Bill Murray Starts a Quiet Box Office CoupBy
Bill Murray doesn’t have leading-man abs, or even an agent for that matter, but he still has plenty of box office power. The actor’s latest project, a small-budget comedy called St. Vincent, screened in only four theaters over the weekend. But it hauled in $121,000 in ticket sales, or roughly $30,300 per theater.
That’s a staggering result. Gone Girl, the weekend’s No. 1 draw, pulled in an average of $8,161 per theater. The box office champion of the year to date, the latest Transformers movie, garnered only $23,600 per theater during its run.
To be sure, Murray’s sad-clown shtick—refined through a series of quirky Wes Anderson films, from Rushmore through The Grand Budapest Hotel, none of which were a box office force—no doubt plays better to the art-house crowds of Los Angeles and New York where his latest film screened. And Murray is unlikely to replicate the financial success of the screwball comedies that helped him break into the business decades ago.
Comedies, in general, don’t play as well these days, but Murray’s recent projects don’t need to earn much money to break even. St. Vincent appears to hit right in Murray’s thespian sweet spot of late. He plays a cranky veteran turned unlikely mentor to a kid having a tough time.

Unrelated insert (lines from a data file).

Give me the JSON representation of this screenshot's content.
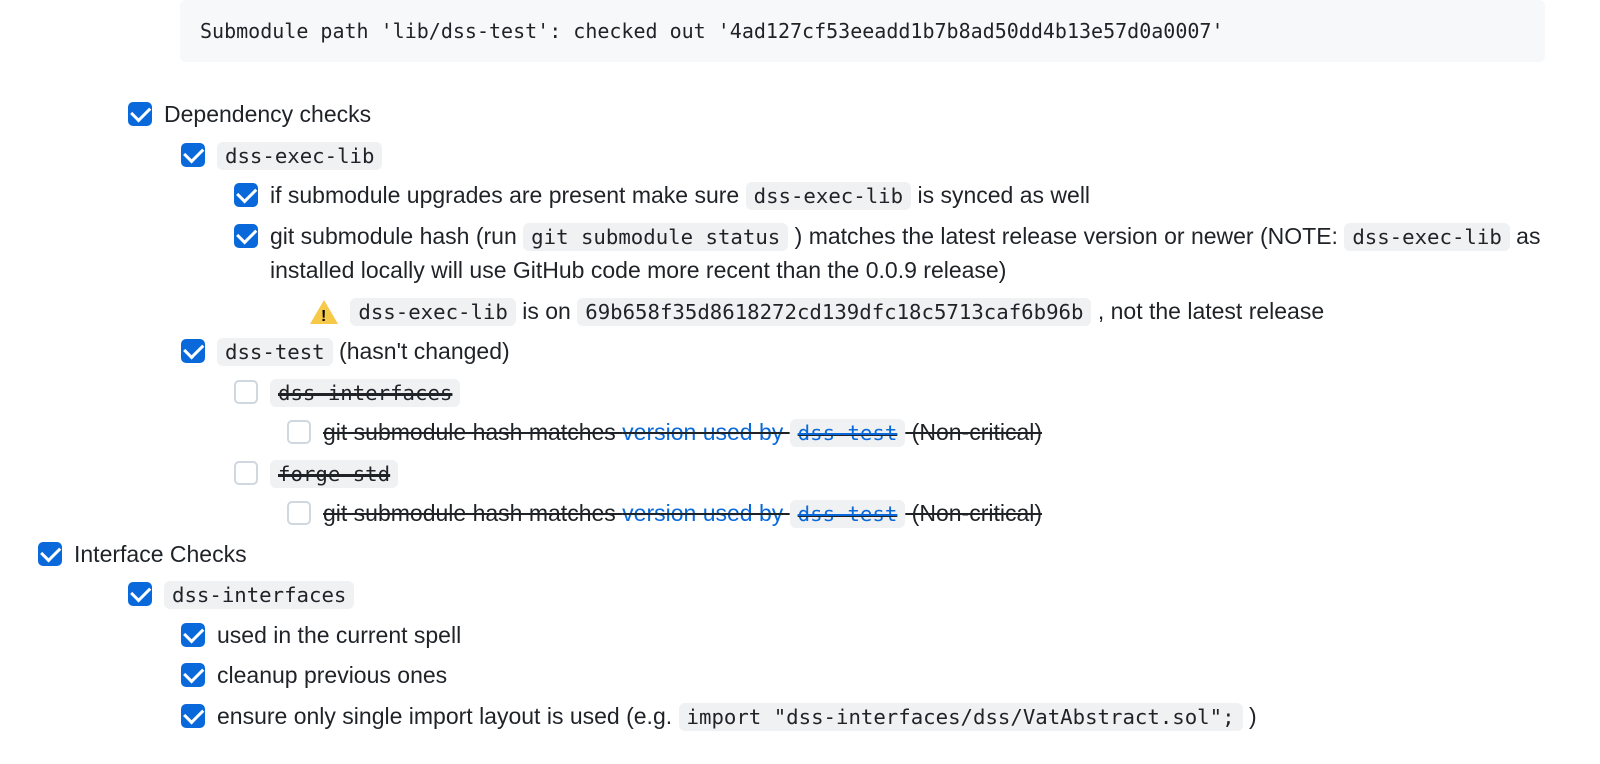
{
  "codeblock": "Submodule path 'lib/dss-test': checked out '4ad127cf53eeadd1b7b8ad50dd4b13e57d0a0007'",
  "items": {
    "dep_checks": "Dependency checks",
    "dss_exec_lib": "dss-exec-lib",
    "submodule_upgrades_pre": "if submodule upgrades are present make sure ",
    "submodule_upgrades_code": "dss-exec-lib",
    "submodule_upgrades_post": " is synced as well",
    "git_hash_pre": "git submodule hash (run ",
    "git_hash_code1": "git submodule status",
    "git_hash_mid": " ) matches the latest release version or newer (NOTE: ",
    "git_hash_code2": "dss-exec-lib",
    "git_hash_post": " as installed locally will use GitHub code more recent than the 0.0.9 release)",
    "warn_pre": " ",
    "warn_code1": "dss-exec-lib",
    "warn_mid": " is on ",
    "warn_code2": "69b658f35d8618272cd139dfc18c5713caf6b96b",
    "warn_post": " , not the latest release",
    "dss_test_code": "dss-test",
    "dss_test_post": " (hasn't changed)",
    "dss_interfaces": "dss-interfaces",
    "hash_matches_pre": "git submodule hash matches ",
    "hash_matches_link": "version used by ",
    "hash_matches_code": "dss-test",
    "hash_matches_post": " (Non-critical)",
    "forge_std": "forge-std",
    "iface_checks": "Interface Checks",
    "iface_dss_interfaces": "dss-interfaces",
    "iface_used": "used in the current spell",
    "iface_cleanup": "cleanup previous ones",
    "iface_ensure_pre": "ensure only single import layout is used (e.g. ",
    "iface_ensure_code": "import \"dss-interfaces/dss/VatAbstract.sol\";",
    "iface_ensure_post": " )"
  }
}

Hijinks and hilarity fade to warm feelings (here’s the trailer).
The Weinstein Co., meanwhile, is priming the pump a bit when it comes to selling St. Vincent. It went with an old-fashioned release schedule for the movie, premiering at a film festival and progressing to the limited release in New York and Los Angeles. Next weekend, Murray fans in 25 cities will get a chance to see the film before its “wide” release on Oct. 24.
If all goes as planned, the crowds in third-tier cities and tiny towns—from Oklahoma City to Bangor, Maine—will have heard a lot of buzz and read a few rave reviews by the time St. Vincent shows up on the local marquee.
“We’re very pleased with the numbers, and we’re very excited,” Erik Lomis, Weinstein’s president of distribution, told Deadline Hollywood. “We think it’s going to have long, long legs.”